5.2.1. How the sweep works
A daemon thread inside the server runs the sweep:
once when the application context finishes starting up (so a long downtime catches up immediately on restart),
and then once every 24 h for as long as the process lives.
For each configured domain the sweep lists the entries directly under
<dataRoot>/<code>/ and deletes every subfolder whose name parses
as yyyy-MM-dd and whose date is strictly before
today - dataRetention. The deletion is recursive (the entire date
folder, including all its imports, document folders, page binaries
and metadata sidecars). Today’s date folder is never touched.
5.2.2. Tuning the window
The window is set in Server settings (toa-server.dataRetention,
default 30 days). Choose it from the longest interval over which you
realistically need to investigate a failed import or re-export an
already submitted one. After the window expires, the data is gone -
plan accordingly.
Setting dataRetention: 0d disables the sweep. Use this only if a
separate process (e.g. a snapshotting backup tool) takes over the
cleanup; otherwise dataRoot will grow without bound.
5.2.3. What the sweep does not delete
The cached templates XML (
<dataRoot>/<code>/cmserver2.xml) - it has no date in the name and is regenerated by Template catalogue.Date folders under domains that are no longer in
toa-server.domains[]. If you remove a domain from the configuration, its data folder stays on disk in full. Delete it manually if you want the space back.Anything outside
dataRoot.
5.2.4. Manual cleanup
Because the on-disk layout is plain dated folders (see On-disk layout), an operator can supplement or replace the automatic sweep with standard tools:
# Same effect as a one-shot sweep with N=14:
find /var/lib/toa-server/data/<domain>/ -maxdepth 1 -type d \
-regex '.*/[0-9]{4}-[0-9]{2}-[0-9]{2}' \
-mtime +14 -exec rm -rf {} +
This is also the way to recover space after a domain has been removed
from configuration: the automatic sweep no longer touches that path,
so a one-shot rm -rf on the whole domain folder is the right tool.
5.2.5. Backups
The retention policy is destructive and runs without confirmation.

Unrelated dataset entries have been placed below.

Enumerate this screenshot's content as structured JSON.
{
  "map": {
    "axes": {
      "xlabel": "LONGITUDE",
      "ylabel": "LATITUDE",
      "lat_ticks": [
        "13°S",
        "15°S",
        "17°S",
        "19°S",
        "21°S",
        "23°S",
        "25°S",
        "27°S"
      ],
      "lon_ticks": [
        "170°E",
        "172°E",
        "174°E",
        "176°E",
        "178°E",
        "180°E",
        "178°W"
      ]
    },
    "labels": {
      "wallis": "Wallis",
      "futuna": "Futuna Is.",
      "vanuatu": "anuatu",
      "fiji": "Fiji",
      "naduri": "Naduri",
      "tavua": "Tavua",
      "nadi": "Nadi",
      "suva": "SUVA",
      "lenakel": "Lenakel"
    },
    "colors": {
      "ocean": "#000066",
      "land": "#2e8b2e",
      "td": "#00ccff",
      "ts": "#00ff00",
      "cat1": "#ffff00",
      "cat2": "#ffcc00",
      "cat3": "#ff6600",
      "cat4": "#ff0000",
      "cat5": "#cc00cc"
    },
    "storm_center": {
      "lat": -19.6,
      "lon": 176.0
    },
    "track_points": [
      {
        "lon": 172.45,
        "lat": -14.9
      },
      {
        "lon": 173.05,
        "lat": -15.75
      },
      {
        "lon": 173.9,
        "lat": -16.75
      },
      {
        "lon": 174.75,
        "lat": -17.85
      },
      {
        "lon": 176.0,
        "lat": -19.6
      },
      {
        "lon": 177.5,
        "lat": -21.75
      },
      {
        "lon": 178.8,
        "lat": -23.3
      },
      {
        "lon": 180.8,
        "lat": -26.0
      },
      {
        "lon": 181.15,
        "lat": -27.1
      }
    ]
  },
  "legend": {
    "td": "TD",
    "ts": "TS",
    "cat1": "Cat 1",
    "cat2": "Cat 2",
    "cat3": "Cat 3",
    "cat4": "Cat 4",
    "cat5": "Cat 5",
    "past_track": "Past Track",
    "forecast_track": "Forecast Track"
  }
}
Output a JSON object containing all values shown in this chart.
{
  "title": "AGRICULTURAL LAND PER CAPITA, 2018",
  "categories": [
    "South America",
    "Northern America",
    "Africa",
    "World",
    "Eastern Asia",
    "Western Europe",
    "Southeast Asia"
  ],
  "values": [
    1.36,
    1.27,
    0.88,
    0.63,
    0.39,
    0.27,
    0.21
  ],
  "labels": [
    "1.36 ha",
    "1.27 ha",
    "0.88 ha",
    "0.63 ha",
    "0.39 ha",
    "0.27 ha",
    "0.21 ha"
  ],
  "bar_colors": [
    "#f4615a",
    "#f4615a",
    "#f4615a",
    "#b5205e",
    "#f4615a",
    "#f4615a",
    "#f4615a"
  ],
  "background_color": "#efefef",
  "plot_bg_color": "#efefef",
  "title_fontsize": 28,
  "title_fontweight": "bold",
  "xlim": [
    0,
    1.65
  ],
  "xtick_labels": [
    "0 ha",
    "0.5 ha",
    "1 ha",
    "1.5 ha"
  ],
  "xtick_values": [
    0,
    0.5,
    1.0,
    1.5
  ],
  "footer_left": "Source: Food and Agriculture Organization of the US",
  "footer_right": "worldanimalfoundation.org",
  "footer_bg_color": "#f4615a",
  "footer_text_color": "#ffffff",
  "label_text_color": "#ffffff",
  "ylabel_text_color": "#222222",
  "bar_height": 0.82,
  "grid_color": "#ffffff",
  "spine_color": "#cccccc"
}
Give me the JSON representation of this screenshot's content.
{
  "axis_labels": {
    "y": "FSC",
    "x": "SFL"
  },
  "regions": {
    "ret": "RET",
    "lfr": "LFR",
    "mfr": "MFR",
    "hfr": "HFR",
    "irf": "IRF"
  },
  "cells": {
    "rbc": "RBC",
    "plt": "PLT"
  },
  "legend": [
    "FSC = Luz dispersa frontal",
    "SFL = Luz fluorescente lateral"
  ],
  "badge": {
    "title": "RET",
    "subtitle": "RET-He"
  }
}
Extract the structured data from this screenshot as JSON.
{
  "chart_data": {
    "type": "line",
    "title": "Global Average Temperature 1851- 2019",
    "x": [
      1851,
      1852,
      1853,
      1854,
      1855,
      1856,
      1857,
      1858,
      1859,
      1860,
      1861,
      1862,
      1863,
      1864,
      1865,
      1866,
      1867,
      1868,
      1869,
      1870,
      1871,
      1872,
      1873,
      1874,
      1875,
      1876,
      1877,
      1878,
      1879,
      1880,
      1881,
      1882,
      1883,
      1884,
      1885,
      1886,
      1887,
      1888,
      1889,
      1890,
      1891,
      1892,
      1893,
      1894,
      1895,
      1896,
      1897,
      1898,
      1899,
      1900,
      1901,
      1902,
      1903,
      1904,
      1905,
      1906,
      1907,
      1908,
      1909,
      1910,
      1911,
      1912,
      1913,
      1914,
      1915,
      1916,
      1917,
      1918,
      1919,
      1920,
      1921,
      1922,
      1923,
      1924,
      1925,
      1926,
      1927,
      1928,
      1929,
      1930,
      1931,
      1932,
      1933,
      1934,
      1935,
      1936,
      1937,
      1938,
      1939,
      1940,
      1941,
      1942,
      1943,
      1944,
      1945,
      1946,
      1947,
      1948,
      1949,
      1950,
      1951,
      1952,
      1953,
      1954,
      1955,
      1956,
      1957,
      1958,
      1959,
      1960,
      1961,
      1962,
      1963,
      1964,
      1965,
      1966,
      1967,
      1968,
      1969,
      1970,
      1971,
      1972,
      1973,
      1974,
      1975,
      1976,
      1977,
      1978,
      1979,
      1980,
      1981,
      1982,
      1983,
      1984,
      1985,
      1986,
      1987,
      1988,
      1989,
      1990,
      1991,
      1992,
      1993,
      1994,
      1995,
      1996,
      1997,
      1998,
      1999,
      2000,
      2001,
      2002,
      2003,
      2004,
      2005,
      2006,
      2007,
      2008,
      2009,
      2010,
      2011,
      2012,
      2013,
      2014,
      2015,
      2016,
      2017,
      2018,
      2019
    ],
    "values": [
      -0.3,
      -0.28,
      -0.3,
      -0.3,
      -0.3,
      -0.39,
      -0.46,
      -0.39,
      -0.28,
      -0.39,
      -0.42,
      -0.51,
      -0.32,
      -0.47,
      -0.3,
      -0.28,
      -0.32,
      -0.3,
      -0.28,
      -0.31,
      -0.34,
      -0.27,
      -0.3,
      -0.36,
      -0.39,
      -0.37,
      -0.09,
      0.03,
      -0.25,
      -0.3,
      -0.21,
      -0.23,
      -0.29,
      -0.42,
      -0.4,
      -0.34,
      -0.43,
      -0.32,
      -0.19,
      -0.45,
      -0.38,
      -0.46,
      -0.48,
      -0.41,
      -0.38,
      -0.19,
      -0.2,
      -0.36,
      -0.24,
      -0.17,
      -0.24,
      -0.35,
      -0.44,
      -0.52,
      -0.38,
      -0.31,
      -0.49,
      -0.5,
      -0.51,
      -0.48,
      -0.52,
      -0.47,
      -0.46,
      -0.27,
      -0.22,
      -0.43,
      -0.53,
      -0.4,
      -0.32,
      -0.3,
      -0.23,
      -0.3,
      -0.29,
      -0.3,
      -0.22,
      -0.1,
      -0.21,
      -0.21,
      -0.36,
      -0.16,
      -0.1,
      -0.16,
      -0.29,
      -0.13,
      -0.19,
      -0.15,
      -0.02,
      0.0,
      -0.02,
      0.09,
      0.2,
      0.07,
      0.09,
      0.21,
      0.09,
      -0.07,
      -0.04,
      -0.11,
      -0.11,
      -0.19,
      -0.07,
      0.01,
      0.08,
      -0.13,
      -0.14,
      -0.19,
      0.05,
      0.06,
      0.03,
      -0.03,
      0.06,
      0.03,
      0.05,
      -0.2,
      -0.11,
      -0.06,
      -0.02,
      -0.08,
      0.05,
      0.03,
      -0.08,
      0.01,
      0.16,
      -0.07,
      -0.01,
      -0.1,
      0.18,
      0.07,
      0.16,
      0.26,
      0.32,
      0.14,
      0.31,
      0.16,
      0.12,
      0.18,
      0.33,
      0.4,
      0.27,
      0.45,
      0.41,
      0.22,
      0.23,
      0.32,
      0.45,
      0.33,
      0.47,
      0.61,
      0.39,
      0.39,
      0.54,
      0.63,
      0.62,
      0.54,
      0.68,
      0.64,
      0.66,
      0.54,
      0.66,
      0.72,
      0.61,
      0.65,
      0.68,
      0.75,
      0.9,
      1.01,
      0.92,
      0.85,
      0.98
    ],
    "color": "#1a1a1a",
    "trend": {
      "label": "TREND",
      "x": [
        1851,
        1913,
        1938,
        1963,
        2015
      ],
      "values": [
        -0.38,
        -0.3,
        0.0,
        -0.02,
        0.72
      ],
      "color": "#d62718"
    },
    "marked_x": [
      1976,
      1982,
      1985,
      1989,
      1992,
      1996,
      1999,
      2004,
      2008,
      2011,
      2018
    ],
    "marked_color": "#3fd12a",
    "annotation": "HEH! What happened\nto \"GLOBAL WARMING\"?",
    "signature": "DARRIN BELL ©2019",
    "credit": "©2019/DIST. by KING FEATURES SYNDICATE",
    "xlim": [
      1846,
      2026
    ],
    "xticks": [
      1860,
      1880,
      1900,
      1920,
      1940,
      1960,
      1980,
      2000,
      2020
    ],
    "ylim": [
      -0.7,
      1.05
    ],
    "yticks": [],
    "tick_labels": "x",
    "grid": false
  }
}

If you need a longer-term archive, snapshot dataRoot to external
storage on a schedule shorter than dataRetention. Filesystem-level
snapshots (LVM, ZFS, btrfs) are the cheapest option because the
on-disk layout is append-only at the per-import level - no database
to flush, no consistent-cut concerns beyond import.json and the
adjacent page-N.bin files in the same folder.